One of the stories we provide to you this week entitled Piracy Lawsuits Dominated by Just Three Movie Companies discusses an interesting article based upon a broad-based study of the more than 190,000 individual copyright, patent and trademark cases filed in United States District Courts from 1994 to 2014. The cited article, entitled IP LITIGATION IN UNITED STATES DISTRICT COURTS: 1994 TO 2014,   was published by Matthew Sag, Professor of Law at Loyola University of Chicago. (Click HERE). Unlike most empirical studies of litigation that focus on cases in which a written opinion was generated, this study recognizes that most civil cases settle or are otherwise terminated without a written opinion. As stated by the author, " if we truly want to understand IP litigation we need to examine the proverbial 'haystack' of infringement actions that are actually filed, in addition to the proverbial 'needles' of well-reasoned appellate or even district court opinions." The data was gleaned from the records of federal litigation maintained by the  Public Access and Records Management Division of the Administrative Office of the U.S. Courts, available on the PACER website.
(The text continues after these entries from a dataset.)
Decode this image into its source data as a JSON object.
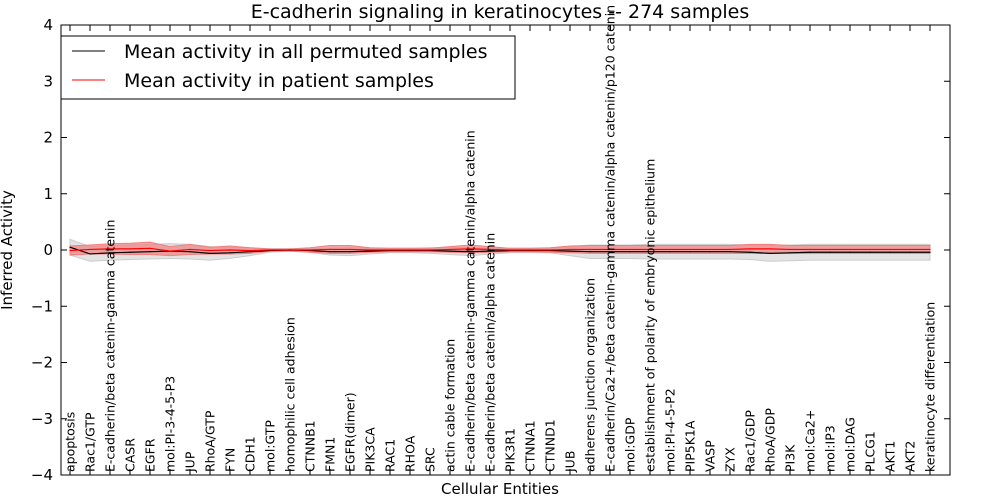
{
  "chart_data": {
    "type": "line",
    "title": "E-cadherin signaling in keratinocytes -- 274 samples",
    "xlabel": "Cellular Entities",
    "ylabel": "Inferred Activity",
    "ylim": [
      -4,
      4
    ],
    "yticks": [
      "−4",
      "−3",
      "−2",
      "−1",
      "0",
      "1",
      "2",
      "3",
      "4"
    ],
    "grid": false,
    "legend_position": "top-left",
    "categories": [
      "apoptosis",
      "Rac1/GTP",
      "E-cadherin/beta catenin-gamma catenin",
      "CASR",
      "EGFR",
      "mol:PI-3-4-5-P3",
      "JUP",
      "RhoA/GTP",
      "FYN",
      "CDH1",
      "mol:GTP",
      "homophilic cell adhesion",
      "CTNNB1",
      "FMN1",
      "EGFR(dimer)",
      "PIK3CA",
      "RAC1",
      "RHOA",
      "SRC",
      "actin cable formation",
      "E-cadherin/beta catenin-gamma catenin/alpha catenin",
      "E-cadherin/beta catenin/alpha catenin",
      "PIK3R1",
      "CTNNA1",
      "CTNND1",
      "JUB",
      "adherens junction organization",
      "E-cadherin/Ca2+/beta catenin-gamma catenin/alpha catenin/p120 catenin",
      "mol:GDP",
      "establishment of polarity of embryonic epithelium",
      "mol:PI-4-5-P2",
      "PIP5K1A",
      "VASP",
      "ZYX",
      "Rac1/GDP",
      "RhoA/GDP",
      "PI3K",
      "mol:Ca2+",
      "mol:IP3",
      "mol:DAG",
      "PLCG1",
      "AKT1",
      "AKT2",
      "keratinocyte differentiation"
    ],
    "series": [
      {
        "name": "Mean activity in all permuted samples",
        "color": "#000000",
        "band_color": "#cccccc",
        "values": [
          0.05,
          -0.07,
          -0.05,
          -0.04,
          -0.03,
          -0.02,
          -0.03,
          -0.06,
          -0.05,
          -0.03,
          -0.01,
          0.0,
          -0.01,
          -0.03,
          -0.03,
          -0.02,
          -0.01,
          -0.01,
          -0.01,
          -0.02,
          -0.03,
          -0.02,
          -0.01,
          -0.01,
          -0.01,
          -0.02,
          -0.03,
          -0.03,
          -0.03,
          -0.03,
          -0.03,
          -0.03,
          -0.03,
          -0.03,
          -0.04,
          -0.06,
          -0.05,
          -0.04,
          -0.04,
          -0.04,
          -0.04,
          -0.04,
          -0.04,
          -0.04
        ],
        "band": [
          0.14,
          0.13,
          0.13,
          0.13,
          0.13,
          0.13,
          0.13,
          0.12,
          0.1,
          0.07,
          0.03,
          0.02,
          0.03,
          0.06,
          0.07,
          0.05,
          0.04,
          0.04,
          0.05,
          0.06,
          0.07,
          0.05,
          0.04,
          0.04,
          0.04,
          0.08,
          0.12,
          0.12,
          0.12,
          0.13,
          0.13,
          0.13,
          0.13,
          0.13,
          0.13,
          0.14,
          0.14,
          0.14,
          0.14,
          0.14,
          0.14,
          0.14,
          0.14,
          0.14
        ]
      },
      {
        "name": "Mean activity in patient samples",
        "color": "#ff0000",
        "band_color": "#f08080",
        "values": [
          -0.01,
          0.01,
          0.02,
          0.02,
          0.03,
          -0.02,
          0.01,
          -0.01,
          0.0,
          -0.01,
          0.0,
          0.0,
          0.0,
          0.01,
          0.01,
          0.0,
          0.0,
          0.0,
          0.0,
          0.01,
          0.02,
          0.01,
          0.0,
          0.0,
          0.0,
          0.01,
          0.01,
          0.01,
          0.01,
          0.01,
          0.01,
          0.01,
          0.01,
          0.01,
          0.02,
          0.02,
          0.01,
          0.01,
          0.01,
          0.01,
          0.01,
          0.01,
          0.01,
          0.01
        ],
        "band": [
          0.08,
          0.08,
          0.09,
          0.1,
          0.11,
          0.08,
          0.09,
          0.06,
          0.07,
          0.05,
          0.02,
          0.02,
          0.04,
          0.07,
          0.07,
          0.04,
          0.03,
          0.03,
          0.03,
          0.05,
          0.07,
          0.05,
          0.03,
          0.03,
          0.04,
          0.06,
          0.07,
          0.07,
          0.07,
          0.07,
          0.07,
          0.07,
          0.07,
          0.07,
          0.08,
          0.08,
          0.07,
          0.07,
          0.07,
          0.07,
          0.07,
          0.07,
          0.07,
          0.07
        ]
      }
    ]
  }
}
What the data shows is that just looking at the number of lawsuits filed to conclude that there has been an 'explosion' of copyright and patent litigation in recent years can be misleading. In the copyright arena, for example, although there can be no doubt that file sharing has been a widespread problem for the film, television, music and software industries, the pornography producer, Malibu Media, was the plaintiff in over 41.5% of all copyright suits nationwide in 2014.  "To the extent that the rate of copyright litigation has increased over the last two decades, that increase appears to be entirely attributable to lawsuits against anonymous Internet file sharers," the author concludes.  
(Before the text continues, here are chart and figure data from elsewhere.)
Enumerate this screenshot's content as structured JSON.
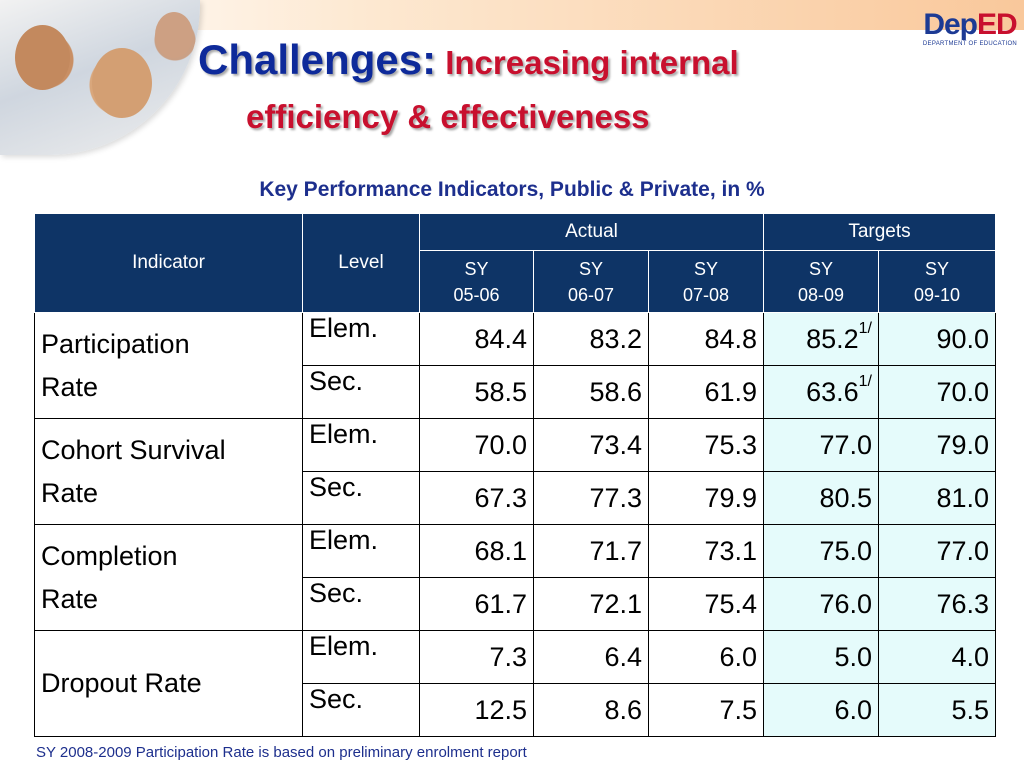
{
  "header": {
    "title_main": "Challenges:",
    "title_rest": " Increasing internal",
    "title_line2": "efficiency & effectiveness",
    "logo_text_dep": "Dep",
    "logo_text_ed": "ED",
    "logo_sub": "DEPARTMENT OF EDUCATION"
  },
  "caption": "Key Performance Indicators, Public & Private, in %",
  "table": {
    "col_indicator": "Indicator",
    "col_level": "Level",
    "group_actual": "Actual",
    "group_targets": "Targets",
    "years": [
      {
        "a": "SY",
        "b": "05-06"
      },
      {
        "a": "SY",
        "b": "06-07"
      },
      {
        "a": "SY",
        "b": "07-08"
      },
      {
        "a": "SY",
        "b": "08-09"
      },
      {
        "a": "SY",
        "b": "09-10"
      }
    ],
    "rows": [
      {
        "indicator": [
          "Participation",
          "Rate"
        ],
        "level": "Elem.",
        "v1": "84.4",
        "v2": "83.2",
        "v3": "84.8",
        "t1": "85.2",
        "t1_note": "1/",
        "t2": "90.0"
      },
      {
        "level": "Sec.",
        "v1": "58.5",
        "v2": "58.6",
        "v3": "61.9",
        "t1": "63.6",
        "t1_note": "1/",
        "t2": "70.0"
      },
      {
        "indicator": [
          "Cohort Survival",
          "Rate"
        ],
        "level": "Elem.",
        "v1": "70.0",
        "v2": "73.4",
        "v3": "75.3",
        "t1": "77.0",
        "t2": "79.0"
      },
      {
        "level": "Sec.",
        "v1": "67.3",
        "v2": "77.3",
        "v3": "79.9",
        "t1": "80.5",
        "t2": "81.0"
      },
      {
        "indicator": [
          "Completion",
          "Rate"
        ],
        "level": "Elem.",
        "v1": "68.1",
        "v2": "71.7",
        "v3": "73.1",
        "t1": "75.0",
        "t2": "77.0"
      },
      {
        "level": "Sec.",
        "v1": "61.7",
        "v2": "72.1",
        "v3": "75.4",
        "t1": "76.0",
        "t2": "76.3"
      },
      {
        "indicator": [
          "Dropout Rate"
        ],
        "level": "Elem.",
        "v1": "7.3",
        "v2": "6.4",
        "v3": "6.0",
        "t1": "5.0",
        "t2": "4.0"
      },
      {
        "level": "Sec.",
        "v1": "12.5",
        "v2": "8.6",
        "v3": "7.5",
        "t1": "6.0",
        "t2": "5.5"
      }
    ]
  },
  "footnote": "SY 2008-2009 Participation Rate is based on preliminary enrolment report",
  "colors": {
    "header_bg": "#0e3466",
    "target_bg": "#e5fbfb",
    "target_red": "#e3001b",
    "title_blue": "#0e2a9a",
    "title_red": "#c8102e"
  },
  "images": {
    "photo": "children-photo",
    "logo": "deped-logo"
  }
}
Likewise, "the apparent patent litigation explosion between 2010 and 2012 is something of a mirage."  The author opines that there has been a sustained "patent litigation inflation" and that this 'inflation' was mistaken for a sudden explosion because of  permissive joinder. Prior to the America Invents Act (AIA) it was common practice, especially in the Eastern District of Texas, for plaintiffs in patent litigation to join multiple unrelated defendants in a single lawsuit based on a commonly-asserted patent or patents. The AIA ended this and resulted in a nominal explosion of patent infringement lawsuits. In 2010, the average estimated defendants per patent lawsuit in the Eastern District of Texas was 12.37, compared to an average of 3.38 in the rest of the nation. The Eastern District of Texas allowed joinder based on purportedly overlapping questions of law and similarities between accused products belonging to multiple defendants.  In 2011 Congress responded to the abuse of joinder and amended the Patent Act to make joinder more difficult. If the defendants could not be joined in one lawsuit, then separate lawsuits had to be filed against them. The work of Professors Cotropia, Kesan & Schwartz undertook a painstaking review of the entity status of every patent plaintiff for every case filed in 2010 and 2012. They report that the number of unique patentees barely changed between 2010 and 2012 (1588 to 1667), whereas the number of individual cases filed nearly doubled.